Selama saya tinggal di Hong Kong, kota ini sering digambarkan sebagai gurun budaya. Jika hal itu benar, hal itu tidak dapat dikatakan sekarang.
Seperti yang ditunjukkan oleh banyak acara yang menandai Art March, Hong Kong bekerja keras untuk menjadikan dirinya sebagai pusat budaya yang menjembatani Tiongkok dan Barat.
Kini, ketika saya kembali ke Inggris, saya mempunyai kesempatan untuk menikmati beragam acara seni, galeri, dan museum di London.
Namun seni, apa pun bentuknya, lebih merupakan soal selera pribadi. Gambar-gambar yang saya gunakan untuk menghiasi dinding rumah saya tidak akan menjadi pesaing Turner Prize. Namun hal-hal tersebut menjadi pengingat akan kehidupan saya sebelumnya di Hong Kong.
Salah satu lukisan, mungkin lukisan Duke of Wellington, telah saya miliki sejak saya masih kecil. Tanggalnya tahun 1971. Dulu saya mengira tentara itu menjaga saya. Aku tidak pernah bisa memaksa diriku untuk berpisah dengannya. Lukisan itu ikut bepergian bersama saya ke Hong Kong dan kembali lagi.
Karya lainnya dibeli di Guilin, pada perjalanan pertama saya ke daratan Tiongkok pada tahun 1995. Karya tersebut menampilkan bunga persik dan dilukis dengan gaya Tiongkok klasik.
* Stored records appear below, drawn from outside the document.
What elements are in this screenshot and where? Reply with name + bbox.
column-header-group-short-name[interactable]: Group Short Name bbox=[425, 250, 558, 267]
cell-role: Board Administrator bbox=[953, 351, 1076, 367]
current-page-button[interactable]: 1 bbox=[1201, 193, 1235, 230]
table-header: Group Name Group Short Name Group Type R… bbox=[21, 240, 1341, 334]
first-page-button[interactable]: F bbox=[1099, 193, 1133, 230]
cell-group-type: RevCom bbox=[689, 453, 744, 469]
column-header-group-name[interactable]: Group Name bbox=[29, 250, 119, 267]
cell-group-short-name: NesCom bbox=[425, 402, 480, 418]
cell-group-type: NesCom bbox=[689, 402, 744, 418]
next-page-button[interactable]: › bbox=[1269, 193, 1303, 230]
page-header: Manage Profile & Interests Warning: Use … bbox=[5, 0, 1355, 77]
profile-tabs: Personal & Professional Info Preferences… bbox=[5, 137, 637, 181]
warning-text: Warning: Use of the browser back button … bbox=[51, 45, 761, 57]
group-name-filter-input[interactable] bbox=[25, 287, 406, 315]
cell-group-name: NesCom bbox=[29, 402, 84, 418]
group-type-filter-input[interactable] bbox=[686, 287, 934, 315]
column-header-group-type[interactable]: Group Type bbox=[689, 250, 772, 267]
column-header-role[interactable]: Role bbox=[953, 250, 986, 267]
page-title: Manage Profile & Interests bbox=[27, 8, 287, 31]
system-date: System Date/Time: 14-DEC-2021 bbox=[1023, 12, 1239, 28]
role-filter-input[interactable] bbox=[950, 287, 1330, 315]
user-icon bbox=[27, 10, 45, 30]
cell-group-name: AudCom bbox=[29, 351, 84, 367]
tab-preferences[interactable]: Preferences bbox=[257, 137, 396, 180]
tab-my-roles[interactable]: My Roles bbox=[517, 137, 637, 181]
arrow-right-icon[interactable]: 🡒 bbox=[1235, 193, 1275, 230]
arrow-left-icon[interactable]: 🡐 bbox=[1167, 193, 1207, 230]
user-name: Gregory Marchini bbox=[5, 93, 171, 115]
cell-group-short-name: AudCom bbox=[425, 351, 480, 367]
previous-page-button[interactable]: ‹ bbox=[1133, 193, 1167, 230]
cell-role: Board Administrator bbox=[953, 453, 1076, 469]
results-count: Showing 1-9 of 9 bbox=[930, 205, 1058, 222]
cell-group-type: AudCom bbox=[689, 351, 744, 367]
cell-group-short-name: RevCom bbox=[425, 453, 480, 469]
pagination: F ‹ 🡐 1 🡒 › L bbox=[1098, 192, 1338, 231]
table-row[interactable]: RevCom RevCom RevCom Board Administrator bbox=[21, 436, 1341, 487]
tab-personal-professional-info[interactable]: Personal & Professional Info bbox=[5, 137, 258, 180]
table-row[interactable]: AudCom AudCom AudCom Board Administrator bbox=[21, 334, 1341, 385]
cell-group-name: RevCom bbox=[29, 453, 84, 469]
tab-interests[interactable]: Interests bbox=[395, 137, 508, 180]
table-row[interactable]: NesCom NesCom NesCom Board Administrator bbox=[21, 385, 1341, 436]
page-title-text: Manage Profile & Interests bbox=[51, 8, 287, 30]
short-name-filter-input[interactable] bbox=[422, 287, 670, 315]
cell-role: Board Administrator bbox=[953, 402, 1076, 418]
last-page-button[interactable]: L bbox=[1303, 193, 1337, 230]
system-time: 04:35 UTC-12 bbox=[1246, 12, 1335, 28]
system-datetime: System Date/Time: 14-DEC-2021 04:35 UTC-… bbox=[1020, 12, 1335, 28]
Cakrawala Hong Kong adalah yang terbaik di dunia; London, Shanghai tidak bisa dibandingkan
Cakrawala Hong Kong adalah yang terbaik di dunia; London, Shanghai tidak bisa dibandingkan
Ini tipikal gambar-gambar yang dibeli wisatawan pada masa itu. Namun bagi saya, hal ini memunculkan kegembiraan saat pertama kali terjun ke perbatasan.
Menjelang kembalinya Hong Kong ke Tiongkok pada tahun 1997, saya memperoleh komposisi fotografi dari sebuah galeri di Mui Wo. Ini menampilkan pengacara lokal yang melihat ke belakang secara reflektif bersama dengan gambar bendera nasional. Hal ini menyentuh hati saya karena saya adalah seorang reporter pengadilan pada saat itu.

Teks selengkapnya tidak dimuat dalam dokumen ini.